Louisiana House of Representatives
- In office 1868–1872

Louisiana State Senate
- In office 1872–1876

Personal details
- Born: 1837/8 Louisiana
- Party: Republican

= Jules A. Masicot =

American politician

Jules A. Masicot (born 1837/8) was a state legislator in Louisiana. He served in the Louisiana House of Representatives and Louisiana State Senate and at the state's 1868 constitutional convention.

== Biography ==
Masicot was born 1837/8 in Louisiana and was educated with four years at college.

He served in the 1st Louisiana Cavalry Regiment during the American Civil War as a lieutenant.
During the New Orleans massacre of 1866 he was inside the Mechanics' institute but escaped unharmed.

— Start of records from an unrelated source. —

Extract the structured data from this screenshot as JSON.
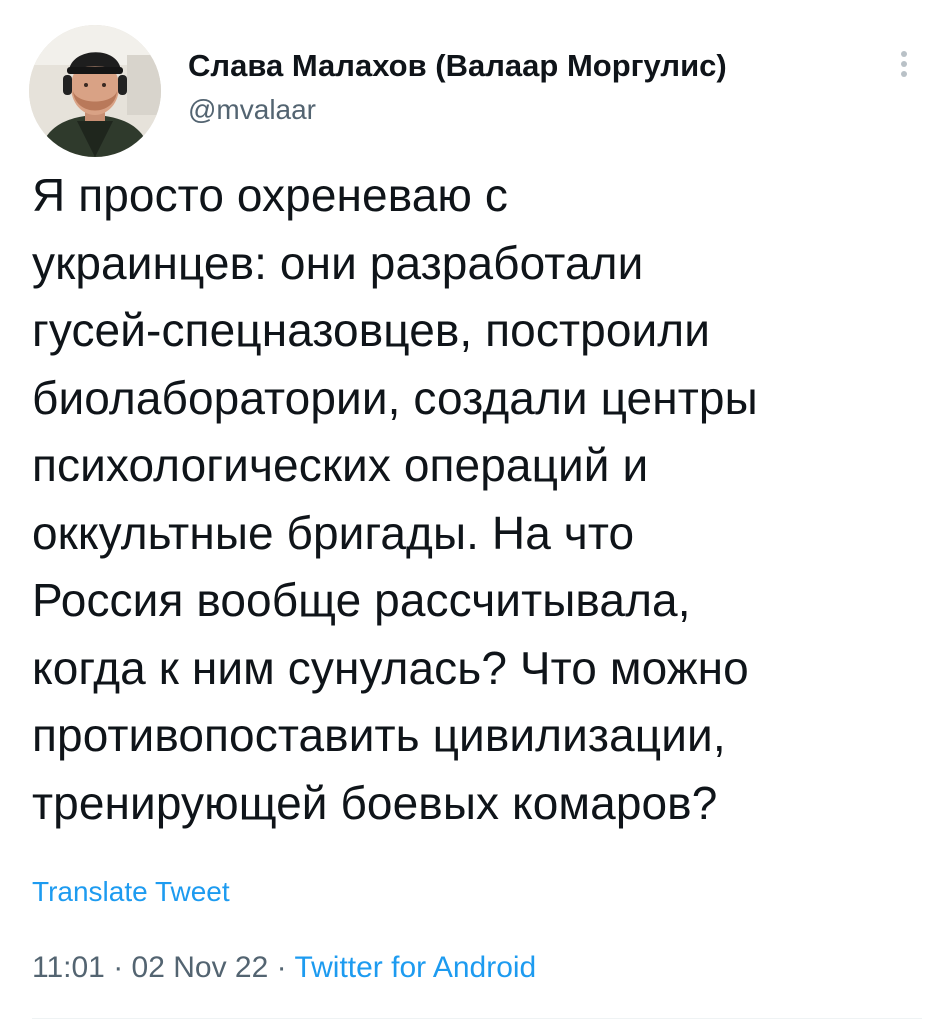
{
  "tweet": {
    "author": {
      "name": "Слава Малахов (Валаар Моргулис)",
      "handle": "@mvalaar",
      "avatar_icon": "user-photo-avatar"
    },
    "more_icon": "vertical-ellipsis-icon",
    "text": "Я просто охреневаю с\nукраинцев: они разработали\nгусей-спецназовцев, построили\nбиолаборатории, создали центры\nпсихологических операций и\nоккультные бригады. На что\nРоссия вообще рассчитывала,\nкогда к ним сунулась? Что можно\nпротивопоставить цивилизации,\nтренирующей боевых комаров?",
    "translate_label": "Translate Tweet",
    "time": "11:01",
    "date": "02 Nov 22",
    "separator": "·",
    "source": "Twitter for Android"
  },
  "colors": {
    "text": "#0f1419",
    "secondary": "#536471",
    "link": "#1d9bf0",
    "divider": "#eff3f4"
  }
}
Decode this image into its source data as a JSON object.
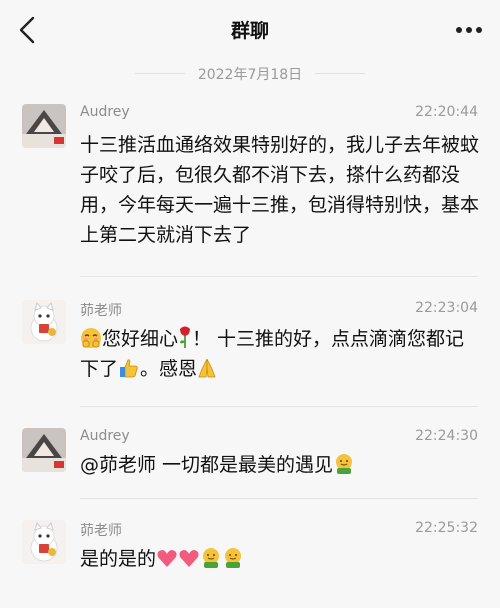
{
  "header": {
    "title": "群聊",
    "back_icon": "chevron-left-icon",
    "more_icon": "more-dots-icon"
  },
  "date_divider": "2022年7月18日",
  "messages": [
    {
      "sender": "Audrey",
      "time": "22:20:44",
      "text": "十三推活血通络效果特别好的，我儿子去年被蚊子咬了后，包很久都不消下去，搽什么药都没用，今年每天一遍十三推，包消得特别快，基本上第二天就消下去了",
      "avatar": "audrey-avatar"
    },
    {
      "sender": "茆老师",
      "time": "22:23:04",
      "text_parts": [
        "您好细心",
        "！ 十三推的好，点点滴滴您都记下了",
        "。感恩"
      ],
      "avatar": "teacher-cat-avatar"
    },
    {
      "sender": "Audrey",
      "time": "22:24:30",
      "text": "@茆老师 一切都是最美的遇见",
      "avatar": "audrey-avatar"
    },
    {
      "sender": "茆老师",
      "time": "22:25:32",
      "text": "是的是的",
      "avatar": "teacher-cat-avatar"
    }
  ],
  "colors": {
    "background": "#f7f7f7",
    "name": "#8c8c8c",
    "time": "#9a9a9a",
    "separator": "#e4e4e4"
  }
}
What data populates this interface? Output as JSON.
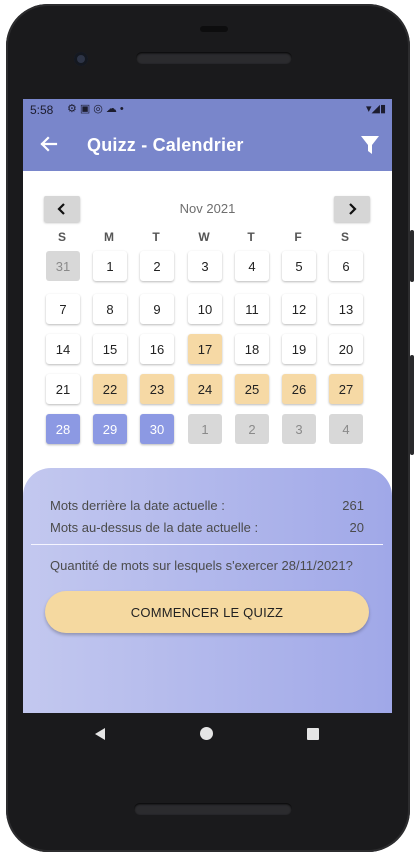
{
  "status": {
    "time": "5:58"
  },
  "appbar": {
    "title": "Quizz - Calendrier"
  },
  "calendar": {
    "month_label": "Nov 2021",
    "weekdays": [
      "S",
      "M",
      "T",
      "W",
      "T",
      "F",
      "S"
    ],
    "weeks": [
      [
        {
          "d": "31",
          "s": "muted"
        },
        {
          "d": "1",
          "s": ""
        },
        {
          "d": "2",
          "s": ""
        },
        {
          "d": "3",
          "s": ""
        },
        {
          "d": "4",
          "s": ""
        },
        {
          "d": "5",
          "s": ""
        },
        {
          "d": "6",
          "s": ""
        }
      ],
      [
        {
          "d": "7",
          "s": ""
        },
        {
          "d": "8",
          "s": ""
        },
        {
          "d": "9",
          "s": ""
        },
        {
          "d": "10",
          "s": ""
        },
        {
          "d": "11",
          "s": ""
        },
        {
          "d": "12",
          "s": ""
        },
        {
          "d": "13",
          "s": ""
        }
      ],
      [
        {
          "d": "14",
          "s": ""
        },
        {
          "d": "15",
          "s": ""
        },
        {
          "d": "16",
          "s": ""
        },
        {
          "d": "17",
          "s": "hi"
        },
        {
          "d": "18",
          "s": ""
        },
        {
          "d": "19",
          "s": ""
        },
        {
          "d": "20",
          "s": ""
        }
      ],
      [
        {
          "d": "21",
          "s": ""
        },
        {
          "d": "22",
          "s": "hi"
        },
        {
          "d": "23",
          "s": "hi"
        },
        {
          "d": "24",
          "s": "hi"
        },
        {
          "d": "25",
          "s": "hi"
        },
        {
          "d": "26",
          "s": "hi"
        },
        {
          "d": "27",
          "s": "hi"
        }
      ],
      [
        {
          "d": "28",
          "s": "sel"
        },
        {
          "d": "29",
          "s": "sel"
        },
        {
          "d": "30",
          "s": "sel"
        },
        {
          "d": "1",
          "s": "muted"
        },
        {
          "d": "2",
          "s": "muted"
        },
        {
          "d": "3",
          "s": "muted"
        },
        {
          "d": "4",
          "s": "muted"
        }
      ]
    ]
  },
  "stats": {
    "before_label": "Mots derrière la date actuelle :",
    "before_value": "261",
    "after_label": "Mots au-dessus de la date actuelle :",
    "after_value": "20",
    "practice_text": "Quantité de mots sur lesquels s'exercer 28/11/2021?",
    "start_button": "COMMENCER LE QUIZZ"
  },
  "colors": {
    "primary": "#7986cb",
    "highlight_day": "#f6d9a5",
    "selected_day": "#8c99e3",
    "muted_day": "#d8d8d8",
    "button": "#f5d9a0"
  }
}
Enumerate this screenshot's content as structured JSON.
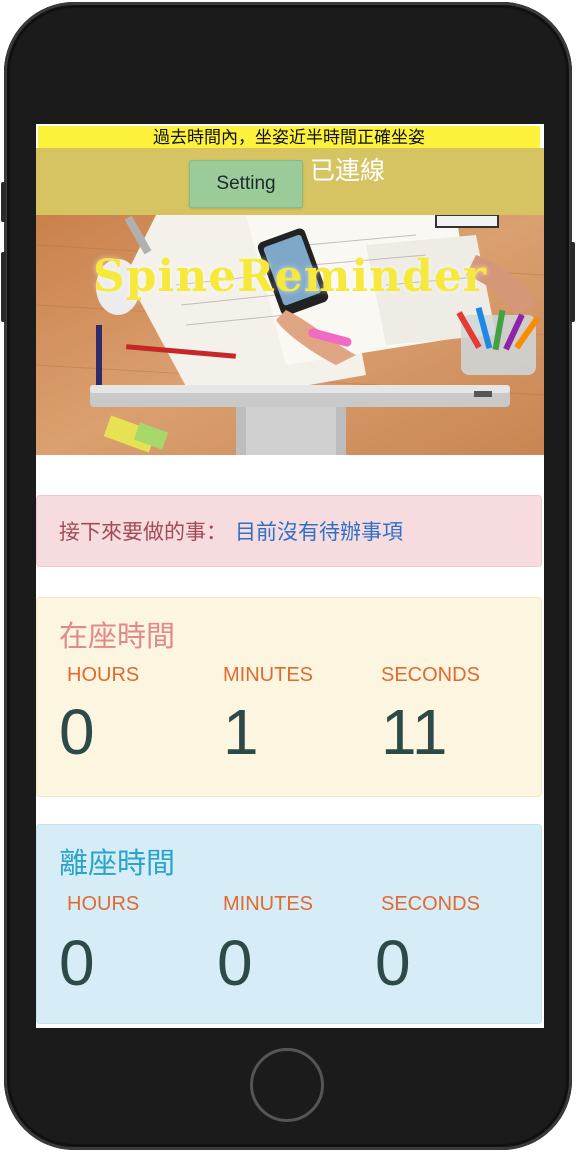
{
  "status_banner": "過去時間內，坐姿近半時間正確坐姿",
  "header": {
    "setting_label": "Setting",
    "connection_status": "已連線"
  },
  "hero": {
    "title": "SpineReminder"
  },
  "todo": {
    "label": "接下來要做的事：",
    "value": "目前沒有待辦事項"
  },
  "seated_timer": {
    "title": "在座時間",
    "units": [
      "HOURS",
      "MINUTES",
      "SECONDS"
    ],
    "values": [
      "0",
      "1",
      "11"
    ]
  },
  "away_timer": {
    "title": "離座時間",
    "units": [
      "HOURS",
      "MINUTES",
      "SECONDS"
    ],
    "values": [
      "0",
      "0",
      "0"
    ]
  },
  "colors": {
    "banner": "#fcf13b",
    "topbar": "#d6c462",
    "setting_button": "#9bcb99",
    "todo_bg": "#f6dcde",
    "seated_bg": "#fcf5df",
    "away_bg": "#d6edf7",
    "unit_text": "#e06a30",
    "number_text": "#2c4a48"
  }
}
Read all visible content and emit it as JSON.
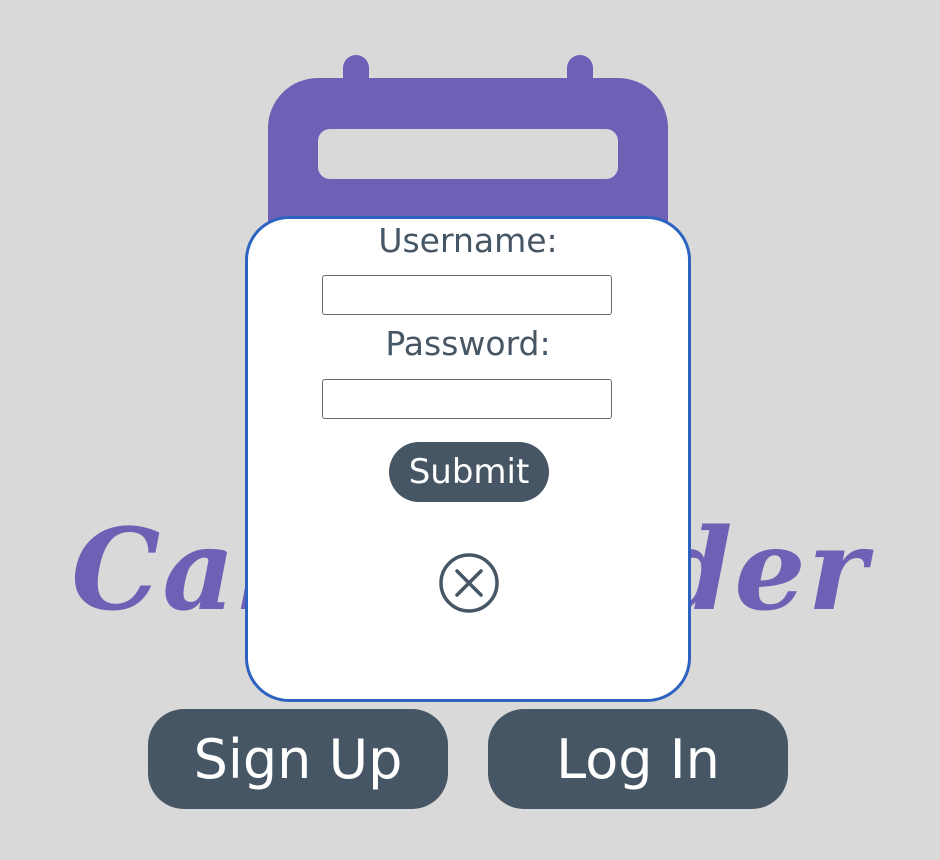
{
  "brand": {
    "name": "Calendarder",
    "color": "#6f5fb5"
  },
  "login_modal": {
    "username_label": "Username:",
    "username_value": "",
    "password_label": "Password:",
    "password_value": "",
    "submit_label": "Submit",
    "close_icon": "close-circle-icon",
    "border_color": "#2d62c0"
  },
  "actions": {
    "signup_label": "Sign Up",
    "login_label": "Log In",
    "button_color": "#465664"
  },
  "background_color": "#d9d9d9"
}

In 1868 Masicot served in the state constitutional convention and was elected recorder for the third district. He was the sheriff of the Orleans Parish from 1869 until 1870.

Masicot served in the Louisiana House of Representatives from 1868 until 1872 and in the Louisiana State Senate from 1872 until 1876, as a Republican.

He served as Chairman of the Committee on Engrossment and Enrolment.

The Democrats were accused of election fraud in 1872 against Masicot and other Republicans.

==See also==
- African American officeholders from the end of the Civil War until before 1900

== Notes ==
- His surname was spelt with only one s (Masicot) in contemporaneous documents however the Louisiana House of Representatives records and Eric Foner's "Freedom’s Lawmakers" list as Massicot.